Pues bien, el bueno de Lucho parece haber aparcado en el baúl de los recuerdos su pasado culé desde que se pusiera al frente de los mandos del PSG. Primero se llevó a Arnau Tenas. Una maniobra inteligente, demostrando que estaba al quite de la situación. Xavi intentó retener al portero, pero las exigencias de uno y el dinero de los otros acabaron por sellar su fichaje al club parisino. Después llegó una maniobra más sibilina: el fichaje de Ousmane Dembelé.
Aquí, el club francés se aprovechó de los recovecos de una cláusula absurda para acometer el fichaje del delantero francés. El problema es que, con esta maniobra, Lucho era consciente que debilita al Barcelona. Pero no le tembló el pulso al asturiano para levantar el pulgar. Esperemos que, con su enemigo el Real Madrid, sea igual o más inflexible a la hora de gestionar la salida de Kylian Mbappé.
El segundo es Pep Guardiola. El entrenador del City sí que rebosa barcelonismo por todos los costados y nunca duda en hacer apología de sus sentimientos. Sin embargo, una cosa son las palabras y otras los hechos, porque el de Santpedor no ha sido precisamente una hermana de caridad para el club blaugrana: vendió a precio de oro a Ferran Torres, conociendo la necesidad imperiosa de los blaugrana, no permitió que Eric García llegara a mitad de temporada, intentó hasta el último segundo retener a Gundogan, bloqueó la cesión de Cancelo al Barcelona --aquí hay una evidente disparidad de versiones entre lo que le han contado a Xavi y lo que explica el entrenador del Manchester-- y no parece que vaya a tender muchos puentes ante la tentativa blaugrana de llevarse a Bernardo Silva.

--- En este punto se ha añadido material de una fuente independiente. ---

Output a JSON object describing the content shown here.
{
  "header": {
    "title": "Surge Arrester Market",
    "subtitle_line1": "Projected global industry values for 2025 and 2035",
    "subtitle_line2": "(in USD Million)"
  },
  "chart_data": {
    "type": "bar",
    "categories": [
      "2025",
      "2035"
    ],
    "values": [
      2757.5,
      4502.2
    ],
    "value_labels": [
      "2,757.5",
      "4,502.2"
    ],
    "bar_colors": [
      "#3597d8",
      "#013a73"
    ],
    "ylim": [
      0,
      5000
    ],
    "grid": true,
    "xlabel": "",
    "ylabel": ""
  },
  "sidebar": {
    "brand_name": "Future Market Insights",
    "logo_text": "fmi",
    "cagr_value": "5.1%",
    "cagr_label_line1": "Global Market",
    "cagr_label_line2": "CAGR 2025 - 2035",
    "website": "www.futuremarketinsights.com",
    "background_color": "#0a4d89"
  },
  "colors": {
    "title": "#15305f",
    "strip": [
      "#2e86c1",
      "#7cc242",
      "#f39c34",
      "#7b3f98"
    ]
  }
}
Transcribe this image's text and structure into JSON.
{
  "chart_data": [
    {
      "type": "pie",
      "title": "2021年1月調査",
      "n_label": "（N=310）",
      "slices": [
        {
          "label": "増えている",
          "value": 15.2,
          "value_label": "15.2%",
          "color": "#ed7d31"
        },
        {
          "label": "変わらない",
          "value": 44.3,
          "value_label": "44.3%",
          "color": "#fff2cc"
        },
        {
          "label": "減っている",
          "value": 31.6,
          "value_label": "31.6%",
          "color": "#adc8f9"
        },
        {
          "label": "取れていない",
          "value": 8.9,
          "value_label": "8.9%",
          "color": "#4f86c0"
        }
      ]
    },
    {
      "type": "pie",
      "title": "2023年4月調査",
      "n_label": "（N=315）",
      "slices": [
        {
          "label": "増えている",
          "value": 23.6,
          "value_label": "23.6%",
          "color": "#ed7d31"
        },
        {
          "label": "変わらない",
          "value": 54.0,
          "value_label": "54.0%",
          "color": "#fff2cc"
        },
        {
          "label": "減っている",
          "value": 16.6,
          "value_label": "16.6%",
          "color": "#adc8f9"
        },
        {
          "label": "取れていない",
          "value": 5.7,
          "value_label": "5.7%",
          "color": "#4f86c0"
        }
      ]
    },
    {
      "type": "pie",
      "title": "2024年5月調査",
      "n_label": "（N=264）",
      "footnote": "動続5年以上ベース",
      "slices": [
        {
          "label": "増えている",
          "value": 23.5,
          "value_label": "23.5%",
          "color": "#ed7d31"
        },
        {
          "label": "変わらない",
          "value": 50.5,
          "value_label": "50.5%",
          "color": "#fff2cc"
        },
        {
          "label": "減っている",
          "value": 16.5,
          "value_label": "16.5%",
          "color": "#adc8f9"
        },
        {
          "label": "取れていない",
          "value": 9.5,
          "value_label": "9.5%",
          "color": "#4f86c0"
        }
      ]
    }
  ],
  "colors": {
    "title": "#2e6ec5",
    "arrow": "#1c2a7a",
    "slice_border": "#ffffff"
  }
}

Es cierto que también se podría decir que Xavi está intentando 'pescar’ día sí y día también del City, pero la diferencia es palmaria: Xavi no le debe nada al City, ni es aficionado citizen, ni es un mito del club de Manchester. Así pues, en este sentido, no tiene ninguna coartada que filtre ninguna de sus decisiones.
Lo que está claro es que en el mundo del fútbol el romanticismo es una palabra que queda muy bien en los libros y poco más. Aquí impera la ley de la selva y, en la mayoría de los casos, del más fuerte. Ni más ni menos.